To access the YARN/Resource Manager web interface use:

localhost:8088

There is no login to access this information. If the image is active, you should see:

hortonworks web interface intro

Accessing the Job History page

The Job History interface allows you to view your previous jobs that have been submitted and are no longer on the system. Think of this as a showcase of what you have been able to do with hadoop!

To access the Job History web interface use:

localhost:19888

There is no login to access this information. If the image is active, you should see:

hortonworks web interface intro

Snapshots to back up work!

Snapshots allow you to save the state of a virtual machine for later use. You can use these snapshots at a later time to revert back to state the virtual machine was when the snapshot was taken. In essence, a snapshot is like a photograph, which preserves a point in time. This is ideal since it allows you the ability to back up your work on the virtual machine.

Taking a snapshot

There are two ways to take a snapshot of the virtual machine depending on the state it is in.

Snapshot of a running virtual machine

When the VM is running, go to the Machine pull-down menu and select Take Snapshot.

snapshot machine while running

Snapshot of a “saved” or “powered off” virtual machine

When the VM is in either the “saved” or the “powered off” state (in the left hand side panel in the main window)

snapshot machine state

Click on the Snapshots tab on the top right of the main window

snapshot topright

To take a snapshot in this mode, there are two options:

  1. Click on the small camera icon

snapshot camera icon

OR

  1. Right-click on the “Current State” item in the list and select Take Snapshot from the menu.

snapshot current state

Snapshot Save window

With either option, a window will pop up to prompt you for a snapshot name. Please label each snapshot appropriately (e.g. “Added book data files”)

snapshot naming

Press OK

Your new snapshot will then appear in the snapshots list.

snapshot current state

Note: “Current State” of the machine has moved underneath your new snapshot. If take another snapshot later on, the snapshot will be further in the embedded in the list.

Restoring a Snapshot

To restore a snapshot, right click on any snapshot in the list of snapshots and select Restore Snapshot.

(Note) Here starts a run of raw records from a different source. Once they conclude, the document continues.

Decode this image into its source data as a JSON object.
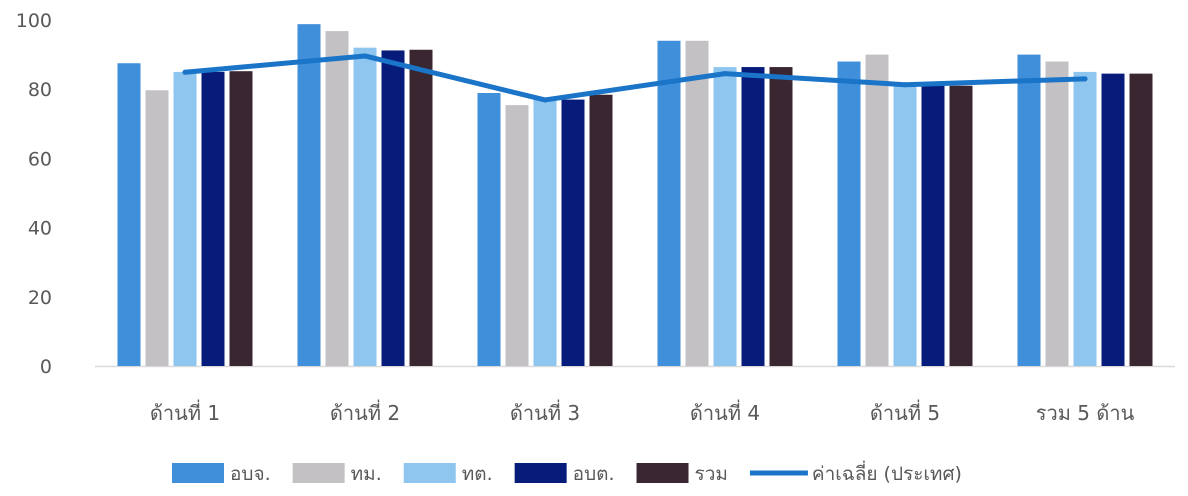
{
  "chart_data": {
    "type": "bar",
    "title": "",
    "xlabel": "",
    "ylabel": "",
    "categories": [
      "ด้านที่ 1",
      "ด้านที่ 2",
      "ด้านที่ 3",
      "ด้านที่ 4",
      "ด้านที่ 5",
      "รวม 5 ด้าน"
    ],
    "ylim": [
      0,
      100
    ],
    "yticks": [
      0,
      20,
      40,
      60,
      80,
      100
    ],
    "grid": false,
    "legend_position": "bottom",
    "series": [
      {
        "name": "อบจ.",
        "type": "bar",
        "color": "#3f8fdb",
        "values": [
          87.5,
          98.8,
          78.9,
          94.0,
          88.0,
          90.0
        ]
      },
      {
        "name": "ทม.",
        "type": "bar",
        "color": "#c3c1c4",
        "values": [
          79.7,
          96.8,
          75.4,
          94.0,
          90.0,
          88.0
        ]
      },
      {
        "name": "ทต.",
        "type": "bar",
        "color": "#8ec6ef",
        "values": [
          85.0,
          92.0,
          77.0,
          86.4,
          81.0,
          85.0
        ]
      },
      {
        "name": "อบต.",
        "type": "bar",
        "color": "#071b7a",
        "values": [
          85.0,
          91.2,
          77.0,
          86.4,
          81.0,
          84.5
        ]
      },
      {
        "name": "รวม",
        "type": "bar",
        "color": "#3a2631",
        "values": [
          85.2,
          91.4,
          78.4,
          86.4,
          81.0,
          84.5
        ]
      },
      {
        "name": "ค่าเฉลี่ย (ประเทศ)",
        "type": "line",
        "color": "#1a74c7",
        "values": [
          84.9,
          89.6,
          76.9,
          84.5,
          81.3,
          83.0
        ]
      }
    ]
  }
}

snapshot restore previous state

When the machine is restored, the virtual machine previous denote as the “Current State” is lost.

Deleting a Snapshot

To delete a snapshot, right-click on it in the snapshots tree and select Delete.

snapshot delete snapshot

Note: Deleting a past snapshot which will not affect the “Current State” of the virtual machine. When the snapshot is deleted, only the files specific to the snapshotted version on the disk are removed.

Misc.

There are no limits on the number of snapshots you can take.

The only limitation is the amount of storage on your hard drive.